Oxygen weighing 10 g, at a temperature of 272 K and a pressure of 100 kPa, is compressed isothermally

Oxygen weighing 10 g, at a temperature of 272 K and a pressure of 100 kPa, is compressed isothermally to a volume of 1.2 liters. Determine the oxygen pressure after compression. Consider oxygen as a diatomic ideal gas with a molar mass of 32g.

m = 10 g = 0.01 kg.

T1 = 272 ° C.

P1 = 100 kPa = 100,000 Pa.

V2 = 1.2 L = 0.0012 m ^ 3.

R = 8.31 m ^ 2 * kg / s ^ 2 * ° K * mol.

M = 0.032 kg / mol.

P2 -?

With isothermal compression, the Boyle-Tariott gas law is valid: P1 * V1 = P2 * V2.

P2 = P1 * V1 / V2.

Let’s write down the Mendeleev-Cliperon equation: P1 * V1 = m * R * T1 / M and express the initial volume from it: V1 = m * R * T1 / M * P1.

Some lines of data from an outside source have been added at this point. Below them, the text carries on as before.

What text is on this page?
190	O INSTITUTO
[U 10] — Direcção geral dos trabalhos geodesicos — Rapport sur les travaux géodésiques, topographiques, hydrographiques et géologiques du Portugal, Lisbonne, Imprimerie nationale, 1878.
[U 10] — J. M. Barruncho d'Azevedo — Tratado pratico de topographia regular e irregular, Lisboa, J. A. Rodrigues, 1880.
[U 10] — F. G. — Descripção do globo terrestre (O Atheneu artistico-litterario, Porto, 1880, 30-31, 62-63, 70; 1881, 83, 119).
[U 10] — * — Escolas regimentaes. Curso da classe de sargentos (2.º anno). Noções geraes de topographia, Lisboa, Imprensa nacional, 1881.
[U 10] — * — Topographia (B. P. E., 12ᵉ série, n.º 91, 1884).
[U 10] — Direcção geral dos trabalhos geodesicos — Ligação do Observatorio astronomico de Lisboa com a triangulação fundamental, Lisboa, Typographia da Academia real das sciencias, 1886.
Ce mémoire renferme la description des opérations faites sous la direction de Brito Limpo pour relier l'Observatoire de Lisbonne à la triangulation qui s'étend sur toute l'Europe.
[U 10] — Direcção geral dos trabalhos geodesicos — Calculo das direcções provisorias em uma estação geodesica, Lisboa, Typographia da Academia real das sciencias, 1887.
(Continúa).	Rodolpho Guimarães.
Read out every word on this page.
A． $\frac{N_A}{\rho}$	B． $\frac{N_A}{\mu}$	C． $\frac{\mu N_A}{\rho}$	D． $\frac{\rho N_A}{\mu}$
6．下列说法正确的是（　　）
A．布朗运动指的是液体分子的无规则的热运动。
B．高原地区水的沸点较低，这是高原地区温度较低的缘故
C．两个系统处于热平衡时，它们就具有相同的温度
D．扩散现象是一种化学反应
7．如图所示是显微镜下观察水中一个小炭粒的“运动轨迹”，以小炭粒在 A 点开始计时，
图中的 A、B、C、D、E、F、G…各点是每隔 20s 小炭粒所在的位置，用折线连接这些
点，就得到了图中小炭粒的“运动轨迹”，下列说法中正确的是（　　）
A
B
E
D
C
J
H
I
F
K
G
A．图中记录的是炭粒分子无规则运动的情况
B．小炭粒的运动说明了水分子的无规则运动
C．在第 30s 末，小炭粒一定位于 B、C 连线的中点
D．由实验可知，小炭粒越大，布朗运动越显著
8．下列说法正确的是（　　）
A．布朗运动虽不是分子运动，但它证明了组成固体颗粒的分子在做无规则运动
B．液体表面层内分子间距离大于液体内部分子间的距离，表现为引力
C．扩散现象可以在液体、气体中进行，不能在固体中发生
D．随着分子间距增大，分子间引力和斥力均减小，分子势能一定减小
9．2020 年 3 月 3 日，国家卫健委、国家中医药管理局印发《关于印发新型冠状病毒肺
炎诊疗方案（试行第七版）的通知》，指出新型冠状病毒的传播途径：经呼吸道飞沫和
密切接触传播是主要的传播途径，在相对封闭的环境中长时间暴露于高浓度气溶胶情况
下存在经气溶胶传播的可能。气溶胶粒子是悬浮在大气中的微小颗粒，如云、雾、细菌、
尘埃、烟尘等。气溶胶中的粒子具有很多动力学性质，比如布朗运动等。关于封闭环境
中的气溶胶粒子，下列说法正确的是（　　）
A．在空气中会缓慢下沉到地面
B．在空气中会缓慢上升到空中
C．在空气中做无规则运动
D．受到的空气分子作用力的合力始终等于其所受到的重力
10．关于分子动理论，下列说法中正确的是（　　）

P2 = P1 * m * R * T1 / V2 * M * P1 = m * R * T1 / V2 * M.

P2 = 0.01 kg * 8.31 m ^ 2 * kg / s ^ 2 * ° K * mol * 272 ° K / 0.0012 m ^ 3 * 0.032 kg / mol = 588625 Pa = 588 kPa.

Answer: after compression, the oxygen pressure became P2 = 588625 Pa.